Math stats not adding up

St. John’s — Why are Antigua & Barbuda’s primary and college students excelling in math, while secondary students are faltering?

This is the “dilemma” education stakeholders were attempting to answer and remedy when the Caribbean Secondary Education Certificate results were released yesterday at the National Archives building.

“We have to find some answers as to why this is happening… This is a question and issue that we have to grapple with and solve, ” Education Minister Dr Jacqui Quinn Leandro said.

In the May/June sitting of the CSEC, there was a 27 per cent pass rate in math — a two per cent slippage from last year. According to Dr Leandro, regionally there has been a three per cent drop in mathematics.

The minster went on to say that the phenomena is “of grave concern” to the education ministry, saying: “While individual schools performed exceptionally well in math, the overall country performance leaves much to be desired.”

However, education officer in charge of mathematics, Caron Weston, said that the poor academic preparation of teachers is one major reason why the students have been faltering in mathematics.

Revealing that a “needs assessment” found that, out of the 75 government secondary teachers instructing math, only three hold a math degree.

“We need to make certain that we have quality teachers teaching the subject and that is where it is going to start,” Weston said.

She noted that additional teacher training had already begun, starting with a recent workshop held this summer. (Antigua Observer)

2 Responses to Math stats not adding up

  1. Hezekiah Lewis August 21, 2012 at 12:07 am

    Ministry of Education officials seem to have one answer to every problem that faces the schools and student performance: teachers. Whatever the question, the all-encompassing answer seems to be: teachers.

    Well, it is high time that these officials stop pretending that they have education as a priority and as a national issue, devoid of the insipid, political noises. It is very disheartening to hear government officials using the same convenient trite gobbledygook to excuse their failure to think deeply about the issue of education and to consult honestly with the true experts in education, the teachers.

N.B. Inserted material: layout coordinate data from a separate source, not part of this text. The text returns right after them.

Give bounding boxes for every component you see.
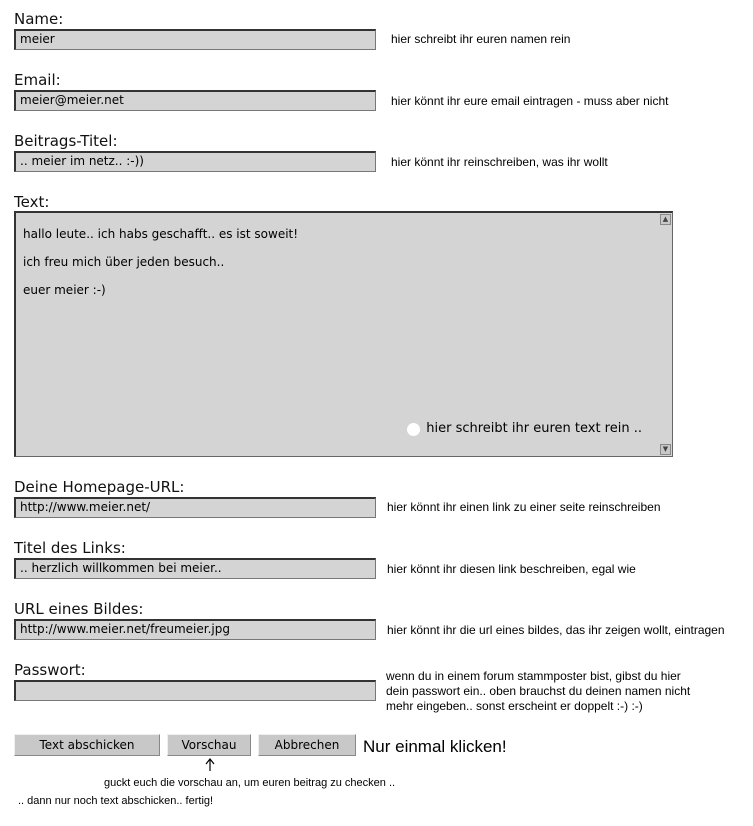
title-label: Beitrags-Titel: — [14, 132, 118, 150]
email-input[interactable]: meier@meier.net — [14, 90, 376, 111]
password-hint-line: dein passwort ein.. oben brauchst du deinen namen nicht — [386, 684, 691, 698]
homepage-url-hint: hier könnt ihr einen link zu einer seite reinschreiben — [387, 500, 661, 514]
text-line: ich freu mich über jeden besuch.. — [23, 255, 225, 269]
text-hint-label: hier schreibt ihr euren text rein .. — [426, 421, 642, 436]
password-label: Passwort: — [14, 661, 86, 679]
arrow-up-icon — [204, 758, 216, 772]
password-hint-line: mehr eingeben.. sonst erscheint er doppelt :-) :-) — [386, 699, 643, 713]
password-hint — [386, 669, 690, 714]
scroll-up-icon[interactable]: ▲ — [660, 214, 671, 225]
email-hint: hier könnt ihr eure email eintragen - muss aber nicht — [391, 94, 669, 108]
text-line: euer meier :-) — [23, 283, 106, 297]
image-url-hint: hier könnt ihr die url eines bildes, das ihr zeigen wollt, eintragen — [387, 623, 725, 637]
link-title-hint: hier könnt ihr diesen link beschreiben, egal wie — [387, 562, 636, 576]
submit-button[interactable]: Text abschicken — [14, 734, 160, 756]
email-label: Email: — [14, 71, 61, 89]
title-hint: hier könnt ihr reinschreiben, was ihr wollt — [391, 155, 608, 169]
finish-note: .. dann nur noch text abschicken.. fertig! — [18, 795, 214, 807]
text-line: hallo leute.. ich habs geschafft.. es ist soweit! — [23, 227, 299, 241]
name-hint: hier schreibt ihr euren namen rein — [391, 32, 571, 46]
text-label: Text: — [14, 193, 50, 211]
preview-note: guckt euch die vorschau an, um euren beitrag zu checken .. — [104, 777, 396, 789]
image-url-label: URL eines Bildes: — [14, 600, 144, 618]
circle-icon — [407, 423, 420, 436]
name-label: Name: — [14, 10, 64, 28]
scroll-down-icon[interactable]: ▼ — [660, 444, 671, 455]
click-once-note: Nur einmal klicken! — [363, 737, 507, 756]
text-hint — [407, 421, 642, 437]
title-input[interactable]: .. meier im netz.. :-)) — [14, 151, 376, 172]
password-hint-line: wenn du in einem forum stammposter bist, gibst du hier — [386, 669, 681, 683]
cancel-button[interactable]: Abbrechen — [258, 734, 356, 756]
text-area[interactable] — [14, 211, 673, 457]
link-title-input[interactable]: .. herzlich willkommen bei meier.. — [14, 558, 376, 579]
image-url-input[interactable]: http://www.meier.net/freumeier.jpg — [14, 619, 376, 640]
homepage-url-label: Deine Homepage-URL: — [14, 478, 185, 496]
homepage-url-input[interactable]: http://www.meier.net/ — [14, 497, 376, 518]
link-title-label: Titel des Links: — [14, 539, 126, 557]
name-input[interactable]: meier — [14, 29, 376, 50]
password-input[interactable] — [14, 680, 376, 701]
preview-button[interactable]: Vorschau — [167, 734, 251, 756]
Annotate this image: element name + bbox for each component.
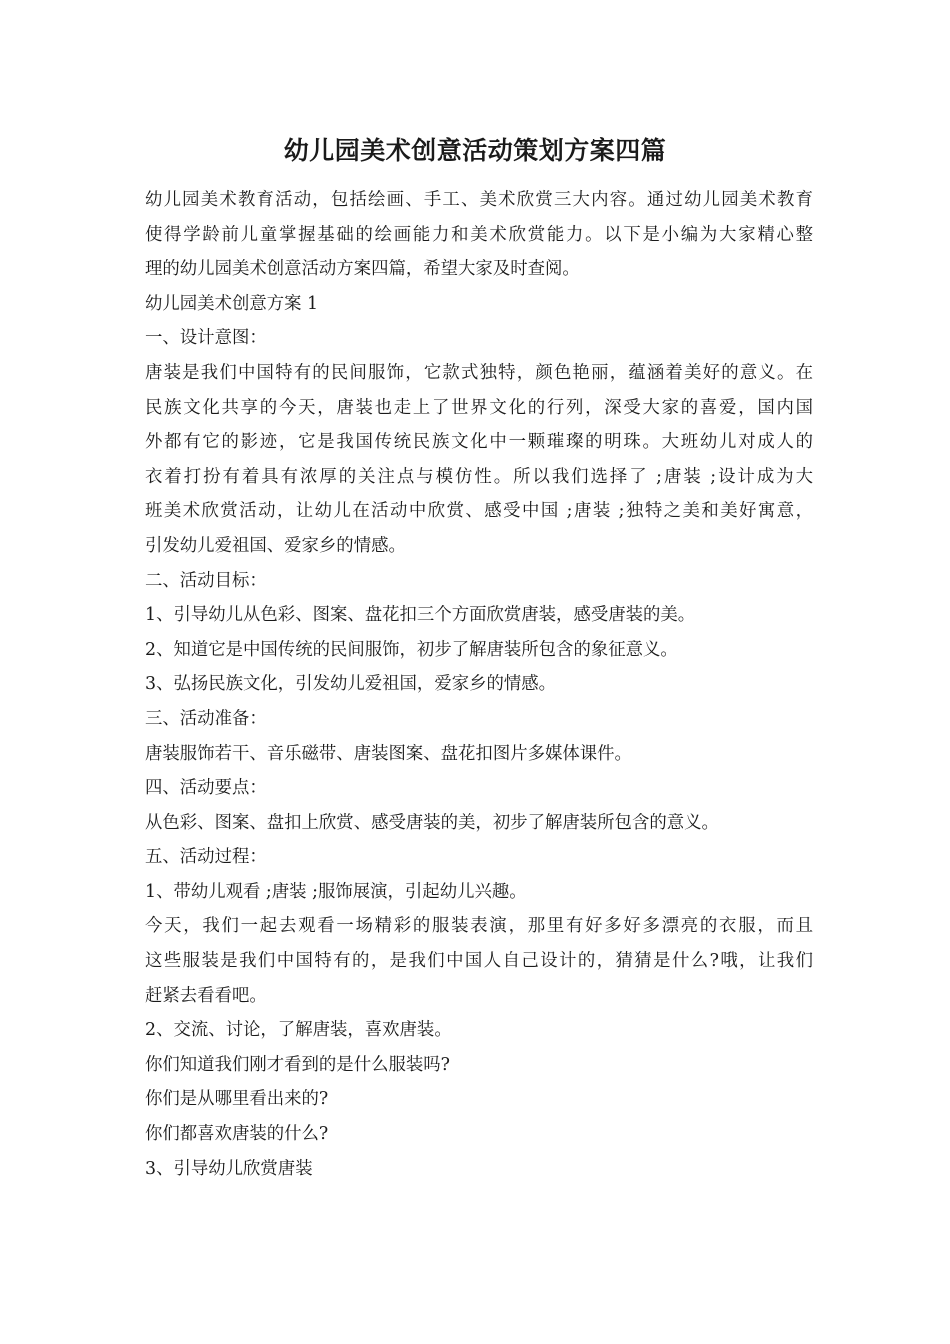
text-line: 理的幼儿园美术创意活动方案四篇，希望大家及时查阅。 (145, 259, 580, 280)
document-body (145, 183, 813, 1186)
text-line: 你们是从哪里看出来的? (145, 1089, 329, 1110)
text-line: 唐装服饰若干、音乐磁带、唐装图案、盘花扣图片多媒体课件。 (145, 743, 632, 764)
text-line: 引发幼儿爱祖国、爱家乡的情感。 (145, 535, 406, 556)
text-line: 唐装是我们中国特有的民间服饰，它款式独特，颜色艳丽，蕴涵着美好的意义。在 (145, 362, 813, 383)
text-line: 一、设计意图： (145, 328, 267, 349)
text-line: 民族文化共享的今天，唐装也走上了世界文化的行列，深受大家的喜爱，国内国 (145, 397, 813, 418)
text-line: 从色彩、图案、盘扣上欣赏、感受唐装的美，初步了解唐装所包含的意义。 (145, 812, 719, 833)
text-line: 使得学龄前儿童掌握基础的绘画能力和美术欣赏能力。以下是小编为大家精心整 (145, 224, 813, 245)
text-line: 外都有它的影迹，它是我国传统民族文化中一颗璀璨的明珠。大班幼儿对成人的 (145, 432, 813, 453)
text-line: 赶紧去看看吧。 (145, 985, 267, 1006)
text-line: 幼儿园美术创意方案 1 (145, 293, 319, 314)
text-line: 你们知道我们刚才看到的是什么服装吗? (145, 1054, 450, 1075)
text-line: 2、知道它是中国传统的民间服饰，初步了解唐装所包含的象征意义。 (145, 639, 678, 660)
text-line: 这些服装是我们中国特有的，是我们中国人自己设计的，猜猜是什么?哦，让我们 (145, 951, 813, 972)
text-line: 班美术欣赏活动，让幼儿在活动中欣赏、感受中国 ;唐装 ;独特之美和美好寓意， (145, 501, 813, 522)
text-line: 2、交流、讨论，了解唐装，喜欢唐装。 (145, 1020, 452, 1041)
text-line: 3、引导幼儿欣赏唐装 (145, 1158, 313, 1179)
text-line: 衣着打扮有着具有浓厚的关注点与模仿性。所以我们选择了 ;唐装 ;设计成为大 (145, 466, 813, 487)
text-line: 今天，我们一起去观看一场精彩的服装表演，那里有好多好多漂亮的衣服，而且 (145, 916, 813, 937)
text-line: 1、带幼儿观看 ;唐装 ;服饰展演，引起幼儿兴趣。 (145, 881, 527, 902)
text-line: 二、活动目标： (145, 570, 267, 591)
text-line: 你们都喜欢唐装的什么? (145, 1124, 329, 1145)
text-line: 五、活动过程： (145, 847, 267, 868)
text-line: 三、活动准备： (145, 708, 267, 729)
text-line: 3、弘扬民族文化，引发幼儿爱祖国，爱家乡的情感。 (145, 674, 557, 695)
page-title: 幼儿园美术创意活动策划方案四篇 (283, 136, 667, 165)
text-line: 1、引导幼儿从色彩、图案、盘花扣三个方面欣赏唐装，感受唐装的美。 (145, 605, 696, 626)
text-line: 幼儿园美术教育活动，包括绘画、手工、美术欣赏三大内容。通过幼儿园美术教育 (145, 190, 813, 210)
text-line: 四、活动要点： (145, 778, 267, 799)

    As the system is structured right now, the teachers are at the bottom of the very hierarchical educational structure and they are required to accept, without question, every directive from people who have long forgotten what it was to be a teacher or from people who have never had any desire to teach, but who are sure they are better teachers than the teacher who has to teach 40 unruly and indiscipline students.

    It is always very easy to talk negatively about teachers while sitting at your desk in an air conditioned room while earning three or four or even five times as much as the class room teacher.

    It is the easiest thing to criticise a teacher when at the start of every year, school supplies are weeks late; while repairs to school promises have not been done and while critical staffing problems receive little considerations for months.
    Let us stop the finger pointing and ask a teacher who is honestly committed to improving education in all areas, but especially in mathematics.

    We have done the usual inanities for decades; let us now make a genuine effort, including adequate funding, to improve education in Antigua and Barbuda and the region, as a whole. It is time!

    Reply
  2. Hezekiah Lewis August 21, 2012 at 12:43 am

    Ministry of Education officials seem to have one answer to every problem that faces the schools and student performance: teachers. Whatever the question, the all-encompassing answer seems to be: teachers.

    Well, it is high time that these officials stop pretending that they have education as a priority and as a national issue, devoid of the insipid, political noises. It is very disheartening to hear government officials using the same convenient trite gobbledygook to excuse their failure to think deeply about the issue of education and to consult honestly with the true experts in education, the teachers.

    As the system is structured right now, the teachers are at the bottom of the very hierarchical educational structure and they are required to accept, without question, every directive from people who have long forgotten what it was to be a teacher or from people who have never had any desire to teach, but who are sure they are better teachers than the teacher who has to teach 40 unruly and indiscipline students.

    It is always very easy to talk negatively about teachers while sitting at your desk in an air conditioned room while earning three or four or even five times as much as the class room teacher.

    It is the easiest thing to criticise a teacher when at the start of every year, school supplies are weeks late; while repairs to school promises have not been done and while critical staffing problems receive little considerations for months.

    Let us stop the finger pointing and ask a teacher who is honestly committed to improving education in all areas, but especially in mathematics.

    We have done the usual inanities for decades; let us now make a genuine effort, including adequate funding, to improve education in Antigua and Barbuda and the region, as a whole. It is time!